Selling Wellness to Consumers

March 1, 2006
Multi-dimensional marketing provides the healthiest fit.

As consumer markets continue to change in the health and nutrition business, St. Petersburg, Fla.-based HealthFocus International is advising marketing and advertising professionals to rethink the way they are currently marketing their products.

President Linda Gilbert predicts the marketing trend for the future is "multi-dimensional marketing," and emphasizes that "benefit-based" communications are more compelling for shoppers than "need state" or "condition-based" communications.

"When companies go out and start defining their target based on ‘need state,' it can put their thinking in a box," says Gilbert. "It isn't consumer friendly. Consumers don't want to be defined as, ‘I'm diabetic,' or, ‘I have high cholesterol.' In fact, consumers tend to make healthy choices because they want to do so, not because they need to do so."

To assist marketing/advertising professionals stretch their thinking about health and nutrition product positioning and communications, HealthFocus identified seven benefit platforms - prevention, performance, wellness, nurturing, cosmetic, pleasure and natural. They are universal for shoppers, so any health or nutrition product could be positioned against one or a combination of them. "We find a combination of two or more is the most compelling to the consumer," says Gilbert emphatically.

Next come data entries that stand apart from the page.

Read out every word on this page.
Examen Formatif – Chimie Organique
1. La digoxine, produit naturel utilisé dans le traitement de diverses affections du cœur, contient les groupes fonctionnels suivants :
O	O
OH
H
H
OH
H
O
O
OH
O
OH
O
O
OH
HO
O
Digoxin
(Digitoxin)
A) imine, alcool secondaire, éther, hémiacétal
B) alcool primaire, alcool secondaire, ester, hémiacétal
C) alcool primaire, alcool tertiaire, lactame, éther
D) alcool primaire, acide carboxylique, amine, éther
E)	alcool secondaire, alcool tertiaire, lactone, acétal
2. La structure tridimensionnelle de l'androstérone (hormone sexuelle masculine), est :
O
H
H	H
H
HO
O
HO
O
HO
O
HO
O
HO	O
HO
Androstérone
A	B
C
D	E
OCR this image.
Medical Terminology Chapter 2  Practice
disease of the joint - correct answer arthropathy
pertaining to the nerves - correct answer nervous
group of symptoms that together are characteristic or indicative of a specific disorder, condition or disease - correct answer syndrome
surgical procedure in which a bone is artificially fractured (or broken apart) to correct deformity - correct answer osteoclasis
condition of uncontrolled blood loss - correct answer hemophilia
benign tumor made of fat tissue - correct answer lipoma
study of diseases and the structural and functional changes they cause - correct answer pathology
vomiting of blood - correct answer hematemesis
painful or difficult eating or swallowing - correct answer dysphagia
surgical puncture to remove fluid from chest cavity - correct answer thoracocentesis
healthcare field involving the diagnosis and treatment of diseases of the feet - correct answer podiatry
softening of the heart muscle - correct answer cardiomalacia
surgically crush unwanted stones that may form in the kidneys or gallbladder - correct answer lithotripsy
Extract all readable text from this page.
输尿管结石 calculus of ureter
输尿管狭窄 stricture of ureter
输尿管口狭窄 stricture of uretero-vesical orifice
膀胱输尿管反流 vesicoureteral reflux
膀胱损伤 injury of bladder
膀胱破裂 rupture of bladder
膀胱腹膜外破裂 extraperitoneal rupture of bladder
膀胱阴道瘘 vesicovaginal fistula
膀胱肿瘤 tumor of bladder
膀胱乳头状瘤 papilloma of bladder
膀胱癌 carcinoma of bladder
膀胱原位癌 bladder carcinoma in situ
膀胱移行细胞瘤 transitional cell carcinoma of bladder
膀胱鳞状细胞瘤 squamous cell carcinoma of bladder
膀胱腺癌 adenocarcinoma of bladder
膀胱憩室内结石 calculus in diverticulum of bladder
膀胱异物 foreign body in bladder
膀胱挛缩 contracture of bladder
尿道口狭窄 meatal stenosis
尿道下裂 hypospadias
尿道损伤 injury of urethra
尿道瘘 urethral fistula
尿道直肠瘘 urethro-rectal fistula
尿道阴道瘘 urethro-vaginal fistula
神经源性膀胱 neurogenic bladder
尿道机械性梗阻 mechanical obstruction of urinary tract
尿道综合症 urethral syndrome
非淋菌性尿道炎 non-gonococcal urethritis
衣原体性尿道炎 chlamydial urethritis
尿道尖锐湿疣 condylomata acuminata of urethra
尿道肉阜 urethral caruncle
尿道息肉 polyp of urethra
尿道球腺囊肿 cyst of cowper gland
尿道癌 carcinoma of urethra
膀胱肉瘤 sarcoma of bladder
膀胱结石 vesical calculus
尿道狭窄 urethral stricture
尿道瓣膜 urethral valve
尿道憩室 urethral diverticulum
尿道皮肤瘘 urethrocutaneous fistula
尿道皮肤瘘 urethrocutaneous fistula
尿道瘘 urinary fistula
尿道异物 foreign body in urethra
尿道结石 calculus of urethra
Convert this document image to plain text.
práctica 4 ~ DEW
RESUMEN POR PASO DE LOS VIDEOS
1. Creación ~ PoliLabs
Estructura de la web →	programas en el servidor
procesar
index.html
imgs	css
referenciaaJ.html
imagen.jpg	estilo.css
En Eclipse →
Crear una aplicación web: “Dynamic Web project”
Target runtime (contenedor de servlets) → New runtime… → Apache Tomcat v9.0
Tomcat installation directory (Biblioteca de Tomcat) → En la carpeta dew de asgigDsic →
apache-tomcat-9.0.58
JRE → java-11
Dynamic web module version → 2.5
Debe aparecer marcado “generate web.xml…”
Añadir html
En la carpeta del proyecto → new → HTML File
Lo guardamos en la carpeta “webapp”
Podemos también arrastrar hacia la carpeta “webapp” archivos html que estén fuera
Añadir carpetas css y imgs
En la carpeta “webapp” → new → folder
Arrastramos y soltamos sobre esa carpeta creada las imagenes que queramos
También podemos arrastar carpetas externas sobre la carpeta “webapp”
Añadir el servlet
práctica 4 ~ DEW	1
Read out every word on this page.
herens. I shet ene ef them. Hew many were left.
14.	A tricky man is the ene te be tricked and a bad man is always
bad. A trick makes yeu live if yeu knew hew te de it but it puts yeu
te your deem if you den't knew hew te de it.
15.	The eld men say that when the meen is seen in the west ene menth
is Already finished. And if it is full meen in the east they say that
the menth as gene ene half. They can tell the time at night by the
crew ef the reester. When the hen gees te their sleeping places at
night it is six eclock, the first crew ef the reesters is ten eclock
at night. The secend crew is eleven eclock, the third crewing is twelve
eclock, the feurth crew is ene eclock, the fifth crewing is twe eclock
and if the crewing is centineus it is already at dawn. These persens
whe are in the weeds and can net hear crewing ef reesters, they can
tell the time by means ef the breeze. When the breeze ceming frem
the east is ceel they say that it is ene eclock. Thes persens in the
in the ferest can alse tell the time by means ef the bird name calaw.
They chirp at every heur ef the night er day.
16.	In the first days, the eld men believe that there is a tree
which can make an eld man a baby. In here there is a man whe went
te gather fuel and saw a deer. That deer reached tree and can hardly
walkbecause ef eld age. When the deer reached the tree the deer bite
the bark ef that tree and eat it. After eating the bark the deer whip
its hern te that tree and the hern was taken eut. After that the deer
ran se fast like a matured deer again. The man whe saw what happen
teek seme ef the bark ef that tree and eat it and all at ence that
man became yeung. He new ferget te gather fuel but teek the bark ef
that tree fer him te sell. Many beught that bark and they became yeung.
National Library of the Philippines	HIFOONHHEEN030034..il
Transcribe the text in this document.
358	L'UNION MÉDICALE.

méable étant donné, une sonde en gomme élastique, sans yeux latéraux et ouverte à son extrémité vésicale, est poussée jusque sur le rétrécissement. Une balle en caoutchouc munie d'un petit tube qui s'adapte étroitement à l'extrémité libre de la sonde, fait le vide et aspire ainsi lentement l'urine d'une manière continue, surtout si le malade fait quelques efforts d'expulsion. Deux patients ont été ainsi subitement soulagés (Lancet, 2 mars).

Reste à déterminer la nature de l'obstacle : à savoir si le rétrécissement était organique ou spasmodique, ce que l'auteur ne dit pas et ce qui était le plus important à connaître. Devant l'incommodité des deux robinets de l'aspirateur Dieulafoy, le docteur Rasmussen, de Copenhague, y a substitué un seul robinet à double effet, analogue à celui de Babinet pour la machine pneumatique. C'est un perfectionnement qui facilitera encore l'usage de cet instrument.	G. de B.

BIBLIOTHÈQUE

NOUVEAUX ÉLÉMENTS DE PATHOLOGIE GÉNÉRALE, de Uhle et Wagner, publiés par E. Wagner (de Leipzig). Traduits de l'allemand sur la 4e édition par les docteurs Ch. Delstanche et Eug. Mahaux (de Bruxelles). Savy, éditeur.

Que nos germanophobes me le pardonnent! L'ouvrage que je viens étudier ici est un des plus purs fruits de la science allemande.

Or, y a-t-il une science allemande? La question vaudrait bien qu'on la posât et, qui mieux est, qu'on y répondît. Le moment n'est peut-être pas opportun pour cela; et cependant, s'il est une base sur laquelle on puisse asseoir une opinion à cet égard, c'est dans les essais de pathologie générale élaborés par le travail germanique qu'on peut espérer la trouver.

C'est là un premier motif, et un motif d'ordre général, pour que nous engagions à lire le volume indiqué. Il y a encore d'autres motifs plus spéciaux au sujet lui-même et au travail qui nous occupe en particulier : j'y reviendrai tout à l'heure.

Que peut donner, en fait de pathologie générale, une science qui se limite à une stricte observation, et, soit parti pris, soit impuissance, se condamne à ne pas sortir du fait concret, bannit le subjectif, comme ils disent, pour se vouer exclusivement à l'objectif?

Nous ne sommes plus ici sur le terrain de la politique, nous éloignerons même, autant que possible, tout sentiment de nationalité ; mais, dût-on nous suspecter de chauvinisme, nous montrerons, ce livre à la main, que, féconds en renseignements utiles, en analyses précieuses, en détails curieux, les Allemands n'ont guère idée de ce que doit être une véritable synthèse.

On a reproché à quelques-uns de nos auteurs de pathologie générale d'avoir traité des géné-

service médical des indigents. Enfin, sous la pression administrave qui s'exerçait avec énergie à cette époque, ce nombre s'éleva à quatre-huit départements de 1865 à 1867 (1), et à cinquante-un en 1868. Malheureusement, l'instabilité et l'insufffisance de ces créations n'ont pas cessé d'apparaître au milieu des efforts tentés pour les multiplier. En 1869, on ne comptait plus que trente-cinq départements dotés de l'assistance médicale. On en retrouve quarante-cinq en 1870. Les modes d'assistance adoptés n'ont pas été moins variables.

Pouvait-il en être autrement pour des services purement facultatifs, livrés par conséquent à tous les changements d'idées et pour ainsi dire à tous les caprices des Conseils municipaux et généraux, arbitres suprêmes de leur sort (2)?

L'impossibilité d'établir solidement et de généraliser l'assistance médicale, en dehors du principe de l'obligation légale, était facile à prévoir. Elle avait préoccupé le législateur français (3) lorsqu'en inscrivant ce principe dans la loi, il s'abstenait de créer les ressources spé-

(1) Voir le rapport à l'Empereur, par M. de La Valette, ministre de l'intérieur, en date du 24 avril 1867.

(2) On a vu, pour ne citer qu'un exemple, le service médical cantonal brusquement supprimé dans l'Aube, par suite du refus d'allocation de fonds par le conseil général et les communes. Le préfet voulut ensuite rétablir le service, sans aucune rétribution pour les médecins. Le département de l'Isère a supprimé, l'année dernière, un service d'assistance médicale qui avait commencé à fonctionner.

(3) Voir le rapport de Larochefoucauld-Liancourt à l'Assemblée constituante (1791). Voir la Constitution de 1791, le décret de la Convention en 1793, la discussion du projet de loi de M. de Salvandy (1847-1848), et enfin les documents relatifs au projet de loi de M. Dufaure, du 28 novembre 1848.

Prevention concerns health management and reducing the risk or impact of a health problem. Performance, on the other hand, is about health enhancement. "That translates to achievement, accomplishment and getting the most out of life," she says. "Fitness fanatics fit here, but they are a tiny piece of it. When we talk to moms, they tell us performance for them means, ‘When I read my daughter a bedtime story, I'm not the first to fall asleep.'"

Wellness is the most holistic - nourishing the mind, body and spirit. "It's a combination of physical, mental, emotional and spiritual health," she explains. "People can have a serious health problem, and still tell us they have a high level of wellness."

Nurturing includes care giving (for a spouse, parent or children) and about the sense of gratification for the caregiver. "Look at the General Mills Cheerios campaign, where they've nicely spun this platform around from kids to their parents - it's perfect," says Gilbert.

Cosmetic is about looking good to feel good, and it's a hot category right now. "It's not about matching up to some icon of what I'm supposed to look like," explains Gilbert. "It's about being my own personal best and one's sense of self-esteem. We find seriously obese people relate to this platform, and it is equally important to men and women. For women, it's internally driven, intrinsically, how I feel about myself. For men, it's externally-driven, how others perceive me."

Pleasure is about making healthy choices you enjoy. "That's for consumers who eat whole grain bread because they like it better than white," says Gilbert. "This platform, which appeals to consumers of cheese, wine and chocolate, is about finding the intersection of healthy and indulgent."

Natural is about purity and simplicity and connectedness to your world. "An example is Wheaties, one of the original performance foods, and the breakfast of champions," says Gilbert. "When they qualified for the whole grain and cancer claim, they layered it into their communication to consumers, combining both nurturing and prevention benefits."

Gilbert says these platforms can be looked at as a toolbox, and she cautions marketers to watch out for "one size fits all" nutritional advice. She stresses there is no such thing as an average shopper when it comes to the health and nutrition market. Each shopper has unique needs based on her age, physical condition, lifestyle and other social and cultural factors. Companies need to develop marketing, communication and product strategies that meet these individual needs.

"When Tropicana introduced its calcium-fortified juice, they qualified for an osteoporosis health claim," says Gilbert. "The easy answer was to position the product against prevention. But they had a much bigger market if they combined both wellness and performance and talked about flexibility and strength that comes from having strong bones. Playfulness and quality of life is a much better message to associate with your brand," she adds.

"When we first started working on this more than 10 years ago, most products were positioned against prevention or performance," says Gilbert. "They were missing this whole other universe. It's not just about fitness and disease prevention. What about looking good and feeling good? That's what led us to develop these other platforms that seem the most universal." HealthFocus helps food companies target by recruiting consumers that respond specifically to one or more platforms, for example Nurturing.

How do you reach the most unmotivated wellness consumers? Gilbert calls them Strugglers, who yoyo into and out of healthy eating. "We typically find that pleasure or nurturing benefits are the most compelling to them, but they compromise on taste, enjoyment and satisfaction," she points out. "They also want to give their kids or the other people they take care of a healthier start. Unmotivated shoppers, who don't think about health at all, often make weight-loss choices driven by vanity. That cosmetic platform can be a compelling one for some of those folks."

"When thinking about their consumer target, it is helpful for marketers to consider which benefit platforms will create the largest volume opportunity and which benefits will be most compelling to their target," says Gilbert.

It's becoming more and more important to find ways to connect with consumers on more of an emotional or lifestyle level. "Too often, we let science and the nutritional dimensions define a products' positioning," she says." I think that's a big mistake. If your products or communications aren't making people happy in some way, you are going to lose them."